Manalapan: Sheriff Shaun Golden wants first grade students to learn how to dial 9-1-1 properly through the Monmouth County Sheriff’s Office SEEK (Sheriff’s Emergency Education for Kids) 9-1-1 program. On Oct. 14, first graders from the Taylor Mills School in Manalapan were presented with SEEK 9-1-1, which is offered to elementary schools throughout Monmouth County.
“The importance of using the 9-1-1 emergency call number is vital to public safety,” said Sheriff Shaun Golden. “The goal of SEEK 9-1-1 is to teach children how to get help quickly for their own safety and for their families.”
The SEEK 9-1-1 program includes a fun video featuring animated characters who learn how the 9-1-1 system works. Instructor Richard Eisenbeis who conducts the program through the Monmouth County Sheriff’s Office gives the students an overview of when to dial 9-1-1, and, provides them with a hands on interactive session using telephone simulators to role play various emergency scenarios. Scenarios include what happens when a child hangs up without speaking to a 9-1-1 public safety telecommunicator, handling an injury, what to do if you are home alone and see a prowler and when it is not appropriate to call 9-1-1.
The Monmouth County 9-1-1 Communications Center serves 45 of the county’s 53 municipalities and receives approximately 1,200 calls per day.
A large percentage of the 9-1-1 calls received are wrong numbers, prank calls, hang ups or non-emergencies.
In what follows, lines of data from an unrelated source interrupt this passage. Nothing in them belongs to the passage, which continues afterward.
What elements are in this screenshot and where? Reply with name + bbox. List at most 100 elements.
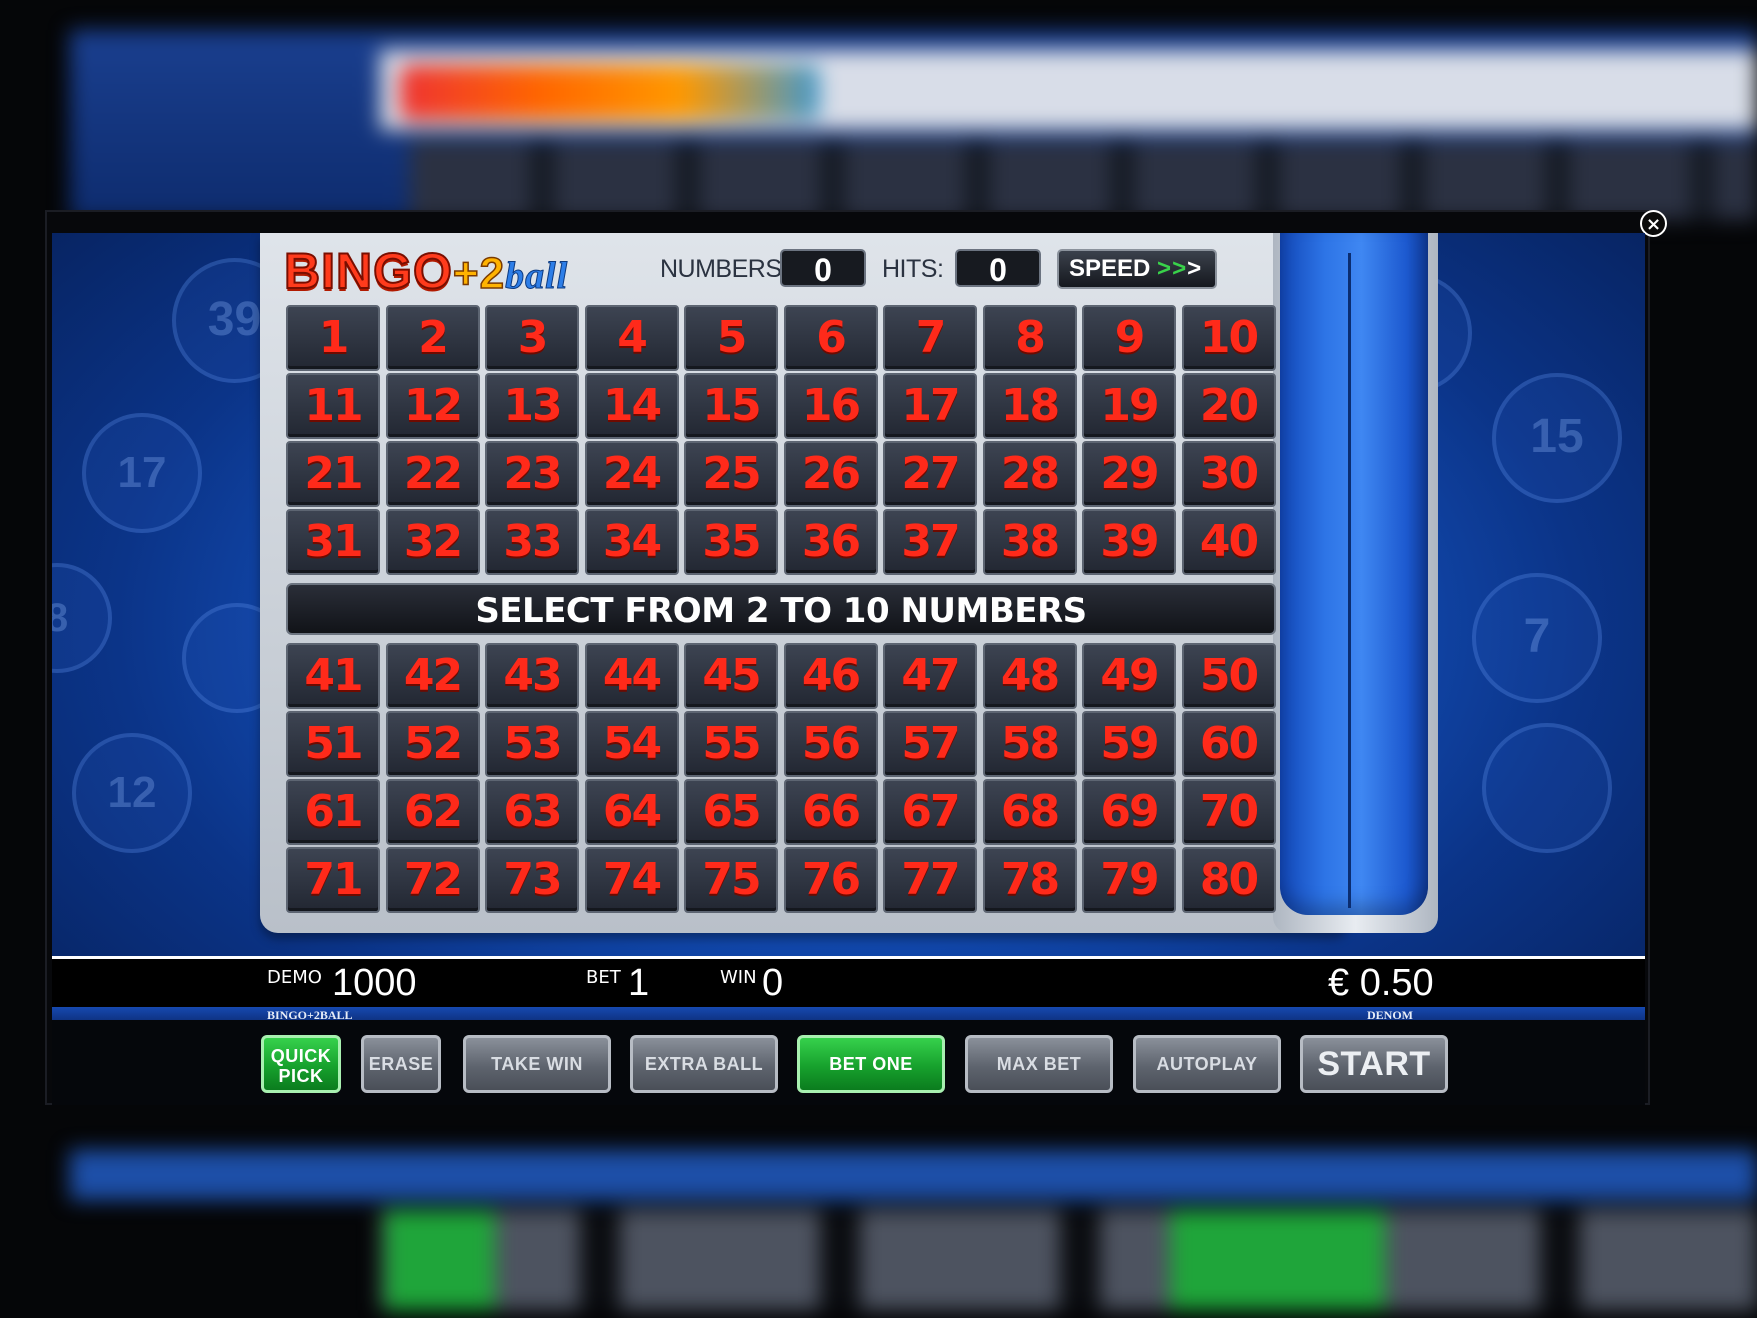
number-cell-67[interactable]: 67 — [883, 779, 977, 845]
number-cell-49[interactable]: 49 — [1082, 643, 1176, 709]
number-cell-68[interactable]: 68 — [982, 779, 1077, 845]
number-cell-43[interactable]: 43 — [485, 643, 579, 709]
number-cell-58[interactable]: 58 — [982, 711, 1077, 777]
speed-button[interactable]: SPEED >>> — [1057, 249, 1217, 289]
number-cell-6[interactable]: 6 — [783, 305, 878, 371]
number-cell-78[interactable]: 78 — [982, 847, 1077, 913]
number-cell-80[interactable]: 80 — [1181, 847, 1276, 913]
instruction-message: SELECT FROM 2 TO 10 NUMBERS — [286, 583, 1276, 635]
number-cell-76[interactable]: 76 — [783, 847, 878, 913]
quick-pick-button[interactable]: QUICK PICK — [261, 1035, 341, 1093]
number-cell-56[interactable]: 56 — [783, 711, 878, 777]
number-cell-64[interactable]: 64 — [584, 779, 679, 845]
number-cell-5[interactable]: 5 — [684, 305, 778, 371]
extra-ball-button[interactable]: EXTRA BALL — [630, 1035, 778, 1093]
number-cell-9[interactable]: 9 — [1082, 305, 1176, 371]
number-cell-32[interactable]: 32 — [385, 509, 480, 575]
number-cell-15[interactable]: 15 — [684, 373, 778, 439]
number-cell-24[interactable]: 24 — [584, 441, 679, 507]
number-cell-18[interactable]: 18 — [982, 373, 1077, 439]
number-cell-29[interactable]: 29 — [1082, 441, 1176, 507]
logo-ball: ball — [505, 255, 569, 298]
number-cell-12[interactable]: 12 — [385, 373, 480, 439]
number-cell-70[interactable]: 70 — [1181, 779, 1276, 845]
number-cell-27[interactable]: 27 — [883, 441, 977, 507]
number-cell-50[interactable]: 50 — [1181, 643, 1276, 709]
number-cell-30[interactable]: 30 — [1181, 441, 1276, 507]
number-cell-19[interactable]: 19 — [1082, 373, 1176, 439]
number-cell-8[interactable]: 8 — [982, 305, 1077, 371]
number-cell-72[interactable]: 72 — [385, 847, 480, 913]
number-cell-37[interactable]: 37 — [883, 509, 977, 575]
number-cell-46[interactable]: 46 — [783, 643, 878, 709]
demo-label: DEMO — [267, 967, 322, 988]
number-cell-69[interactable]: 69 — [1082, 779, 1176, 845]
number-cell-44[interactable]: 44 — [584, 643, 679, 709]
number-cell-20[interactable]: 20 — [1181, 373, 1276, 439]
board: BINGO+2ball NUMBERS: 0 HITS: 0 SPEED >>>… — [270, 233, 1340, 925]
number-cell-47[interactable]: 47 — [883, 643, 977, 709]
number-cell-33[interactable]: 33 — [485, 509, 579, 575]
speed-arrows-icon: >>> — [1157, 255, 1203, 282]
erase-button[interactable]: ERASE — [361, 1035, 441, 1093]
number-cell-31[interactable]: 31 — [286, 509, 380, 575]
number-cell-35[interactable]: 35 — [684, 509, 778, 575]
number-cell-75[interactable]: 75 — [684, 847, 778, 913]
start-button[interactable]: START — [1300, 1035, 1448, 1093]
number-cell-7[interactable]: 7 — [883, 305, 977, 371]
number-cell-57[interactable]: 57 — [883, 711, 977, 777]
number-cell-23[interactable]: 23 — [485, 441, 579, 507]
number-cell-61[interactable]: 61 — [286, 779, 380, 845]
number-cell-79[interactable]: 79 — [1082, 847, 1176, 913]
number-cell-59[interactable]: 59 — [1082, 711, 1176, 777]
number-cell-3[interactable]: 3 — [485, 305, 579, 371]
number-cell-21[interactable]: 21 — [286, 441, 380, 507]
number-cell-42[interactable]: 42 — [385, 643, 480, 709]
numbers-counter: 0 — [780, 249, 866, 288]
number-cell-10[interactable]: 10 — [1181, 305, 1276, 371]
number-cell-41[interactable]: 41 — [286, 643, 380, 709]
number-cell-53[interactable]: 53 — [485, 711, 579, 777]
number-cell-22[interactable]: 22 — [385, 441, 480, 507]
max-bet-button[interactable]: MAX BET — [965, 1035, 1113, 1093]
number-cell-2[interactable]: 2 — [385, 305, 480, 371]
bg-logo — [400, 65, 820, 120]
number-cell-40[interactable]: 40 — [1181, 509, 1276, 575]
number-cell-66[interactable]: 66 — [783, 779, 878, 845]
number-cell-63[interactable]: 63 — [485, 779, 579, 845]
number-cell-13[interactable]: 13 — [485, 373, 579, 439]
number-cell-39[interactable]: 39 — [1082, 509, 1176, 575]
number-cell-11[interactable]: 11 — [286, 373, 380, 439]
number-cell-55[interactable]: 55 — [684, 711, 778, 777]
number-cell-16[interactable]: 16 — [783, 373, 878, 439]
number-cell-65[interactable]: 65 — [684, 779, 778, 845]
ball-tube-divider — [1348, 253, 1351, 908]
number-cell-74[interactable]: 74 — [584, 847, 679, 913]
number-cell-14[interactable]: 14 — [584, 373, 679, 439]
number-cell-28[interactable]: 28 — [982, 441, 1077, 507]
number-cell-38[interactable]: 38 — [982, 509, 1077, 575]
number-cell-60[interactable]: 60 — [1181, 711, 1276, 777]
number-cell-34[interactable]: 34 — [584, 509, 679, 575]
number-cell-17[interactable]: 17 — [883, 373, 977, 439]
number-cell-77[interactable]: 77 — [883, 847, 977, 913]
number-cell-4[interactable]: 4 — [584, 305, 679, 371]
number-cell-26[interactable]: 26 — [783, 441, 878, 507]
number-cell-48[interactable]: 48 — [982, 643, 1077, 709]
number-cell-71[interactable]: 71 — [286, 847, 380, 913]
number-cell-54[interactable]: 54 — [584, 711, 679, 777]
number-cell-45[interactable]: 45 — [684, 643, 778, 709]
decorative-ball: 15 — [1492, 373, 1622, 503]
number-cell-52[interactable]: 52 — [385, 711, 480, 777]
bet-one-button[interactable]: BET ONE — [797, 1035, 945, 1093]
number-cell-36[interactable]: 36 — [783, 509, 878, 575]
decorative-ball: 7 — [1472, 573, 1602, 703]
take-win-button[interactable]: TAKE WIN — [463, 1035, 611, 1093]
autoplay-button[interactable]: AUTOPLAY — [1133, 1035, 1281, 1093]
decorative-ball: 8 — [52, 563, 112, 673]
number-cell-51[interactable]: 51 — [286, 711, 380, 777]
number-cell-62[interactable]: 62 — [385, 779, 480, 845]
number-cell-1[interactable]: 1 — [286, 305, 380, 371]
number-cell-73[interactable]: 73 — [485, 847, 579, 913]
number-cell-25[interactable]: 25 — [684, 441, 778, 507]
During the presentation, SEEK 9-1-1 instructors emphasize the appropriate times to call 9-1-1 and when other non-emergency phone numbers should be used.
“The Sheriff’s Office is committed to safety and youth education and we’re proud to make the SEEK 9-1-1 program available to the Taylor Mills School,” said Sheriff Golden. “It’s important for students and adults to remember to SEEK 9-1-1 during an emergency.”
The SEEK 9-1-1 Program recently reached its 45,000th participant mark.